Tomorrow marks the 22nd anniversary of the September 11 terrorist attacks which shook the nation and changed the world. Nearly 3,000 people lost their lives that day in New York City, Arlington County, Virginia and Stonycreek Township, Pennsylvania. Those of us who were alive that day no doubt remember the intense national unity Americans felt for a brief period of time.

This period of national unity, through the lens of nostalgia, is no doubt something many look back fondly on compared to the incessant bickering of national politics today.

But that period of national unity also blinded Americans to the vast and sweeping powers assumed.

“The temptation US leaders will struggle with in the next day or so is to respond intelligently and in a measured fashion rather than blindly and disproportionately,” write the late Orange County Register editorial writer Alan Bock in his Sept. 12, 2001 column published by Antiwar.com.

As the days, months and years that followed demonstrate, politicians opted for the blind and disproportionate route.

They passed the so-called Patriot Act which dramatically expanded the surveillance powers of the federal government. It empowered the federal government with indefinite detention powers. And it even gave the government excuses to poke around the library records of Americans.

In the period of national unity after the 9/11 attacks, the federal government rushed to approve an Authorization for Use of Military Force so broad and so vague that it essentially empowers the president of the United States to wage limitless war around the world without congressional checks and balances.

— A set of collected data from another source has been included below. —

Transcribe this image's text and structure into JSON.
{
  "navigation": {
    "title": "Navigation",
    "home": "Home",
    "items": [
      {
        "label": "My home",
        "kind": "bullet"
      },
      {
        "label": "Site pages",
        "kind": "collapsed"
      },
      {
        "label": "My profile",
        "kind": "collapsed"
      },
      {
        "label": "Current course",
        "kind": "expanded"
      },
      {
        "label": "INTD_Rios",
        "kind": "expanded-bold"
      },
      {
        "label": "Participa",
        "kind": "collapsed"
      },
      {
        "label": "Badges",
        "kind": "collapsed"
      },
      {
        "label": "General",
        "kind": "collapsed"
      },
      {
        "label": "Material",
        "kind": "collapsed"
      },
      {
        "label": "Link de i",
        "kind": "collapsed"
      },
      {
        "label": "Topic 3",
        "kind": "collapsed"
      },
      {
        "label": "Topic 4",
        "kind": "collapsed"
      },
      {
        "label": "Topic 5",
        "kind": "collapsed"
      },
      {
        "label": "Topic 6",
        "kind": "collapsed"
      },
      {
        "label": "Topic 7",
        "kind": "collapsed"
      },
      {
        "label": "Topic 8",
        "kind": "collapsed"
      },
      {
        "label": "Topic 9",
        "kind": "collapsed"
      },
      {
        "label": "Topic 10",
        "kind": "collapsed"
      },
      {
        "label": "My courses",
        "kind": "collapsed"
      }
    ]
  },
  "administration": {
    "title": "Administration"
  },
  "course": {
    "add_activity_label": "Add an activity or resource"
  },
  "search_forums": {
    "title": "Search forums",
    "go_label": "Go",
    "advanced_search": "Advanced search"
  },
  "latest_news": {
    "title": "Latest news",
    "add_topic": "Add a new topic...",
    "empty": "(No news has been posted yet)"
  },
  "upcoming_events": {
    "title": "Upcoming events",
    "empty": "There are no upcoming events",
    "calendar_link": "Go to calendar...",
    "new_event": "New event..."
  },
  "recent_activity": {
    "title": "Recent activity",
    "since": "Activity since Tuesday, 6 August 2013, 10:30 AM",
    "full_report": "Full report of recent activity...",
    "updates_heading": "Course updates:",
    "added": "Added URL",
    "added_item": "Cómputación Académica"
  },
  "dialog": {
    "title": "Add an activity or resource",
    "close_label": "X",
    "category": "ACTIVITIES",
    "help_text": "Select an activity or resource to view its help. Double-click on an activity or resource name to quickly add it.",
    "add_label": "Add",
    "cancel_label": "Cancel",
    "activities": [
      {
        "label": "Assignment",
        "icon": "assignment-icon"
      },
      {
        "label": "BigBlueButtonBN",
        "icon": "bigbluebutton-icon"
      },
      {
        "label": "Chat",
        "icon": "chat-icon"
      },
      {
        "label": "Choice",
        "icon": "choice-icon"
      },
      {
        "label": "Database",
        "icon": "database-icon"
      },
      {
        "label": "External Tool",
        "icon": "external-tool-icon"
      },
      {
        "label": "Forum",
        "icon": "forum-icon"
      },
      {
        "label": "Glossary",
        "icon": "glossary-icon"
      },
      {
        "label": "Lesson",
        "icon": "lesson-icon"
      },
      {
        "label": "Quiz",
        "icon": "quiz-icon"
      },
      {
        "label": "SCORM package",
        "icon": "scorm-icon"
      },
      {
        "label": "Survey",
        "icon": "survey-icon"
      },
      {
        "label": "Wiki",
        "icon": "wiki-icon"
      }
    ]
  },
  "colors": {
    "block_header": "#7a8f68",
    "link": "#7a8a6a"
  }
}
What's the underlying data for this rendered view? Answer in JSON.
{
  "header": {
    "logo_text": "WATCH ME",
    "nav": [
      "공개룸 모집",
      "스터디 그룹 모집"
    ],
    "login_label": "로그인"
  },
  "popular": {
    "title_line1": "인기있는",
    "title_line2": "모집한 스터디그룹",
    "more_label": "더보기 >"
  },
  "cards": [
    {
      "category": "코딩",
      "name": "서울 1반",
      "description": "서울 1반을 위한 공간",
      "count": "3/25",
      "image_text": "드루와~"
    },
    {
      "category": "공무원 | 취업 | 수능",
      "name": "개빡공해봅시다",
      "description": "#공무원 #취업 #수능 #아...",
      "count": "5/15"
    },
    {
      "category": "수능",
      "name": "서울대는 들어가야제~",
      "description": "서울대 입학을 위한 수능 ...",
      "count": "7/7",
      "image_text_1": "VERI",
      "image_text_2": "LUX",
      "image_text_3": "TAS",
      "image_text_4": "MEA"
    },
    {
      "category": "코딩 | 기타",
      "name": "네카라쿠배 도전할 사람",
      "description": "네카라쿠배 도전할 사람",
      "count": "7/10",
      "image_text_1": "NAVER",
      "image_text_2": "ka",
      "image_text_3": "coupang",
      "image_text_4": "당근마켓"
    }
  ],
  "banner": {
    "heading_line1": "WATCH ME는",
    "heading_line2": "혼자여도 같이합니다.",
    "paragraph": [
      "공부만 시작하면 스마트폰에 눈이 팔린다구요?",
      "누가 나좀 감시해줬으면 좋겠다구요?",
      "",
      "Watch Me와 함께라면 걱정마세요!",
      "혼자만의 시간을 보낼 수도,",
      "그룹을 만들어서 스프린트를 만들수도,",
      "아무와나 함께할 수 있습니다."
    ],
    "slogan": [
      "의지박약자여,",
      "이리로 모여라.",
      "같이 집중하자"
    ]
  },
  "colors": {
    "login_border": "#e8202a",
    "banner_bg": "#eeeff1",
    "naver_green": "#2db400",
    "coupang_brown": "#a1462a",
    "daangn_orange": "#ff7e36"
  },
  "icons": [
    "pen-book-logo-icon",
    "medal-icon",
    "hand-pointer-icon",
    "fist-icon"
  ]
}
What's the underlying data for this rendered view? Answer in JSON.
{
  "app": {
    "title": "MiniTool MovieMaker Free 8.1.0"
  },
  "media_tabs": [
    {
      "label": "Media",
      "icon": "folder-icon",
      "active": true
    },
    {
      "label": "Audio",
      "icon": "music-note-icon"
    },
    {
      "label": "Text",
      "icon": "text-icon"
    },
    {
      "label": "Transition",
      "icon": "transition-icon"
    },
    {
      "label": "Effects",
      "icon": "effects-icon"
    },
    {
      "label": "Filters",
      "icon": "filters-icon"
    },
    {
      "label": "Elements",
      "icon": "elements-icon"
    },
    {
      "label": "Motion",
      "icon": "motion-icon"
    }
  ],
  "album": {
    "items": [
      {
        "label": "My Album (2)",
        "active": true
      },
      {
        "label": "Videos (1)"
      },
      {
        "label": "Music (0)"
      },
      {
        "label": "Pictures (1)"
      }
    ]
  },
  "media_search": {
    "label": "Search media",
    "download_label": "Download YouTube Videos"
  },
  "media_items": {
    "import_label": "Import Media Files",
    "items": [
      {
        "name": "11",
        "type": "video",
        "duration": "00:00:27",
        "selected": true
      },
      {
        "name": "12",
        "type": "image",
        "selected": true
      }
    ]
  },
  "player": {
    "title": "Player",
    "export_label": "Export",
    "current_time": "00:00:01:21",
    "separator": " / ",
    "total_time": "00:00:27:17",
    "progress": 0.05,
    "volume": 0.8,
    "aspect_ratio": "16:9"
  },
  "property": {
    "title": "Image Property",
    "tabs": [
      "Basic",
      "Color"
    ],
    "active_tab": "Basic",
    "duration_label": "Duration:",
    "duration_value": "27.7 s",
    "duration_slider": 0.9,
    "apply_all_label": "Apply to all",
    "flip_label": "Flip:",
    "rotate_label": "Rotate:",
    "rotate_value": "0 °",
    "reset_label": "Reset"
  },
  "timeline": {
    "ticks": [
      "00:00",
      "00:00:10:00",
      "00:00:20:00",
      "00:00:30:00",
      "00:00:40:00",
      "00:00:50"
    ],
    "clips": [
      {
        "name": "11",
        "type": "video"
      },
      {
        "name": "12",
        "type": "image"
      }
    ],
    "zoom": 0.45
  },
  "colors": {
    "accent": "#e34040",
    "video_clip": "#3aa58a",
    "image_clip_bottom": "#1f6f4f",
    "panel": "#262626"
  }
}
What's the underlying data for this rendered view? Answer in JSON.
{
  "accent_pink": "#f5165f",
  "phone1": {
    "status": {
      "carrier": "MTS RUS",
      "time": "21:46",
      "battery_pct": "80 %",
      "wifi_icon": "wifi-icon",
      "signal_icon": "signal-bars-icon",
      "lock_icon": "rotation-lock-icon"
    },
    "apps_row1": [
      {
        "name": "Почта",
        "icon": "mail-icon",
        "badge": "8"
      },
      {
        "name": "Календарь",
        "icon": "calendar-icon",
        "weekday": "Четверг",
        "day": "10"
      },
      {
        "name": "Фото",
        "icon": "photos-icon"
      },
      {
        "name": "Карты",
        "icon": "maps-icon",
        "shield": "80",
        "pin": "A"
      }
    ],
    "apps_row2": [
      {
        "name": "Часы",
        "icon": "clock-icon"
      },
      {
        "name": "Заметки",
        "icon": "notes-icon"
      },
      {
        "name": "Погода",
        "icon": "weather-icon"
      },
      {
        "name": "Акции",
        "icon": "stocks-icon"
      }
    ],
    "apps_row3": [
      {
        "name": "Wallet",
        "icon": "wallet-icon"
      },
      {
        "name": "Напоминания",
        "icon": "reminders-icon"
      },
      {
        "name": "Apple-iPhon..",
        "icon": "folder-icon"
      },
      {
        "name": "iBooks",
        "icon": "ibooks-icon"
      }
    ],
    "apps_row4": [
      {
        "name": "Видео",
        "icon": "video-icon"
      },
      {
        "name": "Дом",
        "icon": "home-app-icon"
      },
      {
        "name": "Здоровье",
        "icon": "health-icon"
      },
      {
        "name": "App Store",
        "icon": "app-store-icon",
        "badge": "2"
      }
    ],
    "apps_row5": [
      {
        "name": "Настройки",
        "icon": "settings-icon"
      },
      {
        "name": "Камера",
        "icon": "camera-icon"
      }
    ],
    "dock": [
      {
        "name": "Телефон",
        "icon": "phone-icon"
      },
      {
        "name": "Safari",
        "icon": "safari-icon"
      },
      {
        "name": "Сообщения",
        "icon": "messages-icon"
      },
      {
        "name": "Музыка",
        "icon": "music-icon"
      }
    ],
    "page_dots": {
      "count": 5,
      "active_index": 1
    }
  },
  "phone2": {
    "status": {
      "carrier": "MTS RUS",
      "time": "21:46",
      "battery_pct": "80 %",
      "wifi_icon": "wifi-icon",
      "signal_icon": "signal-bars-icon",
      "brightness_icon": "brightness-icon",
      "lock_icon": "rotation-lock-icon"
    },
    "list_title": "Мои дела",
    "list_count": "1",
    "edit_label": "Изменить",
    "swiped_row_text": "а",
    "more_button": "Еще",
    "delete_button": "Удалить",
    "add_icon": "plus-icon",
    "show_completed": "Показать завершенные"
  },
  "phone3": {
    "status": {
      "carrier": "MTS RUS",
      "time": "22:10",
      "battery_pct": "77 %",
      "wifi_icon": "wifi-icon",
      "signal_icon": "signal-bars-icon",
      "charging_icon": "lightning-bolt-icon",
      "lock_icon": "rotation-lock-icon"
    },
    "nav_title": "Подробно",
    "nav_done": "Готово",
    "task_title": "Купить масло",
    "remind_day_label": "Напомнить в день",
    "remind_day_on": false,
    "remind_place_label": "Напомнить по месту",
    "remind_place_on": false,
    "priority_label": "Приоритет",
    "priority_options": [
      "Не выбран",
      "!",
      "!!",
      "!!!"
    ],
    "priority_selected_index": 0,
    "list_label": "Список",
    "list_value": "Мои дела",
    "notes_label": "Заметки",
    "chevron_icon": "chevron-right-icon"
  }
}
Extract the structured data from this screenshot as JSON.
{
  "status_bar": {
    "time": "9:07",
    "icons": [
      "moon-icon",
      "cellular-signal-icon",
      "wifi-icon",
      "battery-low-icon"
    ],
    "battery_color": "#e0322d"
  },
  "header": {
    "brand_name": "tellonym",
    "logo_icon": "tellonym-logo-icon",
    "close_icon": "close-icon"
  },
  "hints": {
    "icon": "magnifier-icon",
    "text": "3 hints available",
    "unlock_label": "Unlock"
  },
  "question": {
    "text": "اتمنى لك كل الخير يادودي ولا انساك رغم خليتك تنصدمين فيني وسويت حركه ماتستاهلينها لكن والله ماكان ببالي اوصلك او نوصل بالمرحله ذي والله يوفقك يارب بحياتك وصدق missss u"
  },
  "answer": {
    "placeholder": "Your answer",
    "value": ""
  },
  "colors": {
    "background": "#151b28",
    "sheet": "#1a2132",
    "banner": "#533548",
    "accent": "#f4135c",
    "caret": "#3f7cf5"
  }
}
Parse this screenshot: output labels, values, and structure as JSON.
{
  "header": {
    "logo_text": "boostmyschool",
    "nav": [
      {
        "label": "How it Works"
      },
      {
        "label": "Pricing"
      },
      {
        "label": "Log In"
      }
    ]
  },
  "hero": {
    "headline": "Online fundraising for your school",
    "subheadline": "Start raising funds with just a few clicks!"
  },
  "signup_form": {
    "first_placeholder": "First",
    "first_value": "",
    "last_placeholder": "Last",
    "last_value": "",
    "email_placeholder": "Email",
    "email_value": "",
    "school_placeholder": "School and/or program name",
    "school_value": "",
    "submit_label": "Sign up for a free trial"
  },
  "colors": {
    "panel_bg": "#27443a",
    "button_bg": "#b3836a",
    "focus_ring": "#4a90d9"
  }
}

Only one representative, Barbara Lee of Oakland, was brave and perceptive enough to vote against this blank check.

Presidents have invoked the 2001 AUMF to justify bombings in Afghanistan, Djibouti, Iraq, Libya, Pakistan, Somalia, Syria and Yemen, as well as vague “support” for counterterrorism operations in countries ranging from Cameroon to Kosovo to the Philippines.

Unfortunately, one long-term consequence of the attacks of Sept. 11, 2001 has been to keep the United States in a state of perpetual war, with little congressional pushback or attempt at proceeding in the manner intended by the U.S. Constitution.

These post-Sept. 11 conflicts resulted in the deaths of over 940,000 people directly due to war violence, according to the Costs of War project, and millions more indirectly. Millions of refugees have been created and $8 trillion spent or obligated by the United States.

Remarkably, American voters have rewarded those who made horrible calls on post-Sept. 11 policy.

President Joe Biden, for example, as a senator supported the civil liberties-trampling Patriot Act and the forever wars unleashed by the 2001 AUMF (as well as the subsequent, disastrous war in Iraq).

Memories are short, it turns out.

Though he withdrew from Afghanistan in a sloppy manner, President Biden did end the pointless war and occupation in Afghanistan. At least there’s that.

One thing is certain, the attacks of Sept. 11, 2001 forever changed the world. It changed America.

Here’s to hoping that some day, the constitutional order is restored, that the bloodlust of the military-industrial complex is finally checked and that America can someday pursue a more sensible foreign policy. We won’t hold our breath, but we can certainly hope for that.